BTC On-Chain Analysis: Long-Term Holders Remain Dormant During Bounce
BeInCrypto takes a look at on-chain indicators for (BTC), more specifically the Coin Days Destroyed (CDD) indicator. This indicator is analysed to determine the age of coins being transacted and if long-term holders are exiting during the recent price rebound
Several versions of the CDD show lower-than-average values — a sign that old coins are not being transacted. Therefore, long-term holders don’t appear to be exiting the market during the current bounce.

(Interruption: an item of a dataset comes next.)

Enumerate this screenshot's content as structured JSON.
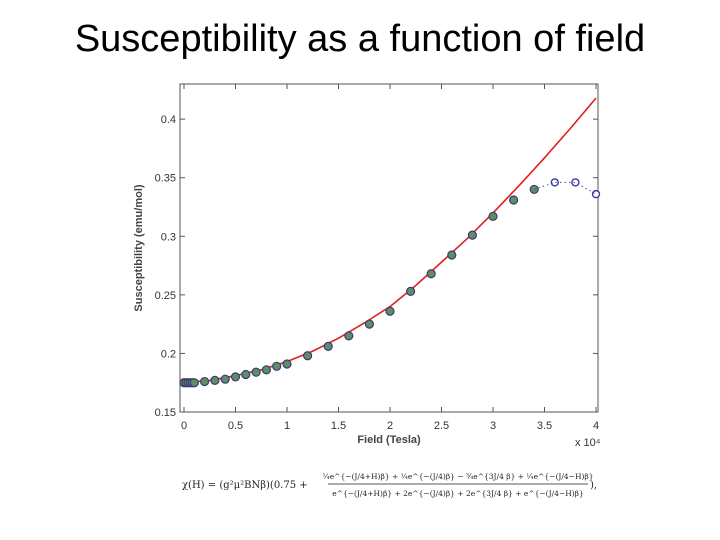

CDD is an indicator which measures how long a BTC remains unspent prior to being transacted. Each day that it remains unspent, it accumulates one “coin day.” When the coin is transacted, these accumulated days are destroyed.
The CDD reading shows how many coin days are destroyed each day. A high reading indicates that coins that were previously dormant for a significant period of time are now being moved. This typically occurs during significant price increases and during bounces after sharp drops.
After the 2017 BTC top was reached, the CDD spiked considerably numerous times. This was a sign of old coins exiting the rally on almost every bounce. In hindsight, it meant that old coins were using these spikes in order to exit the market prior to the continuation of the correction.
During this period, the CDD spiked five times, reaching values between 16.5 million and 32.2 million.
However, the same thing has not occurred after the 2021 top. While CDD reached a high of 19.3 million at the time of the top, it has moved above 15 million only twice during the correction, on April 30 and May 24.
Therefore, unlike during the 2017 correction, old coins are not exiting during the bounce, despite the significant drop since the $64,437 all-time high BTC price.
Binary CDD is an indicator that measures whether each specific day had a higher than average coin days destroyed reading. It gives a value of one if the CDD for the day was higher than the average CDD. Conversely, it gives a value of zero if it is not.
Since July 30, no single day has had an above average days destroyed, indicating that less and less old coins are being transacted.
In addition to this, a similar reading is given by 90-day coin days destroyed indicator, which is a rolling sum of CDD. It shows a relatively low value of 197,975. This is below the 200,000 lower threshold.
Furthermore, the reading is in stark contrast with those after the beginning of BTC corrections in both 2013 and 2017.
Both times, the 90-day CDD spiked considerably, indicating what was a exit rally for old coins prior to the continuation of the drop. In 2013, it reached values of 580,000, while it went even higher to 600,000 in 2017 (black arrows).
Therefore, almost all versions of CDD show readings that are dissimilar to relief rallies prior to the beginning of long-term corrections. A similar reading is also seen in the NUPL.